Team:Cardiff Wales/Human Practices




Integrated Human Practices




When designing our project, we learnt about the recent surge in use of plants for therapeutics, such as for the Zika and Ebola vaccines, and were interested in plant therapeutics’ future applications.

From this we chose to follow the plant pharmaceutical route, to produce a treatment for Graves’ disease. During our project, we began to learn just how diverse the range is for plant therapeutics, and began wondering why, until now, it has been a relatively small field.

We then started to ask more questions, such as what has limited the growth of this field, as these were issues that we would have to be face if our project worked and was to be commercialised.

The issues that we discovered included public and media perception, and the issues that companies face with laws regarding genetic modification (GM).
Therefore, we created a survey to understand the public’s perception of GM therapeutics, and began to speak to companies that have succeeded in producing plant therapeutics such as Azargen, Leaf Expression Systems, and Medicago.

The contact with these companies, along with literature research provided by some of the professionals, was very helpful in providing insight in choosing to use plant expression system rather than bacterial or mammalian cell expression. As well as how companies manage public perception and the laws and restrictions of GM pharmaceuticals.

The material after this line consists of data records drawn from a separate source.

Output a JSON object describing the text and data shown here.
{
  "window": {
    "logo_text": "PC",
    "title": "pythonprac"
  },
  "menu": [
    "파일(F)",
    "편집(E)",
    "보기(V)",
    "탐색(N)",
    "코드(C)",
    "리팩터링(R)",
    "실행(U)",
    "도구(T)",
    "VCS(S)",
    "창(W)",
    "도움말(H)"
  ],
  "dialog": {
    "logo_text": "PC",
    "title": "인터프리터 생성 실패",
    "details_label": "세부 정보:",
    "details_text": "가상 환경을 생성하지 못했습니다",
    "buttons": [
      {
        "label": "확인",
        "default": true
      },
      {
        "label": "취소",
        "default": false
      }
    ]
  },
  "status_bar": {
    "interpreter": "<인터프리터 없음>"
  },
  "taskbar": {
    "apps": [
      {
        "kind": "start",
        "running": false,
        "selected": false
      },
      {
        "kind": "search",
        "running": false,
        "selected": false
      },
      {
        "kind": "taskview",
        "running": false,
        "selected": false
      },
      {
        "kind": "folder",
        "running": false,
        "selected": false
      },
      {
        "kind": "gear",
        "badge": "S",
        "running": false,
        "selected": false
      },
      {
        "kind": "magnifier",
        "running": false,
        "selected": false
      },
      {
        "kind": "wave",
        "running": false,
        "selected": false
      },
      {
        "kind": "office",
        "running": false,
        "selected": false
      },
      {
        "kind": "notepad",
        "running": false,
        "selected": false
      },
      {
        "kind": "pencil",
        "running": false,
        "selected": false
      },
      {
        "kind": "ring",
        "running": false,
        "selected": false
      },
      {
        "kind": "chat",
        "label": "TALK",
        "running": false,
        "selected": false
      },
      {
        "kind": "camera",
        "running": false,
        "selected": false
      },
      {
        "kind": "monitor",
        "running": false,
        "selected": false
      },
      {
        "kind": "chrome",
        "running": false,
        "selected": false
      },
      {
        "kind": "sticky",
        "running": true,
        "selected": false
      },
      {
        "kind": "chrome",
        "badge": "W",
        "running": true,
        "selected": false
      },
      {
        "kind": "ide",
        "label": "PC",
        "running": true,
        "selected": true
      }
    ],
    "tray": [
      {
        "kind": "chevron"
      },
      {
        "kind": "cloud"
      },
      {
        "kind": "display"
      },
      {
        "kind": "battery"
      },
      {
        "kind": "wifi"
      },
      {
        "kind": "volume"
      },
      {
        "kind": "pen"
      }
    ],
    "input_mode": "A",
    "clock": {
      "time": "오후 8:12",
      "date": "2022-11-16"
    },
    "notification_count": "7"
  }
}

The results from our survey, provided more knowledge on what the public thought of the use of different expression systems to produce medicines, showing more support for plant and bacterial expression, rather than the use of animals for production of medicines.

Finally, we integrated our research side of the human practices with our modelling, using the articles provided from some of the professionals with whom we communicated to show how plants as a production platform can be scaled up easily and linearly.

Using this information, we were able to estimate how many plants we would need to give a single effective dose to every sufferer of Graves' disease in the US, assuming a mean disease severity.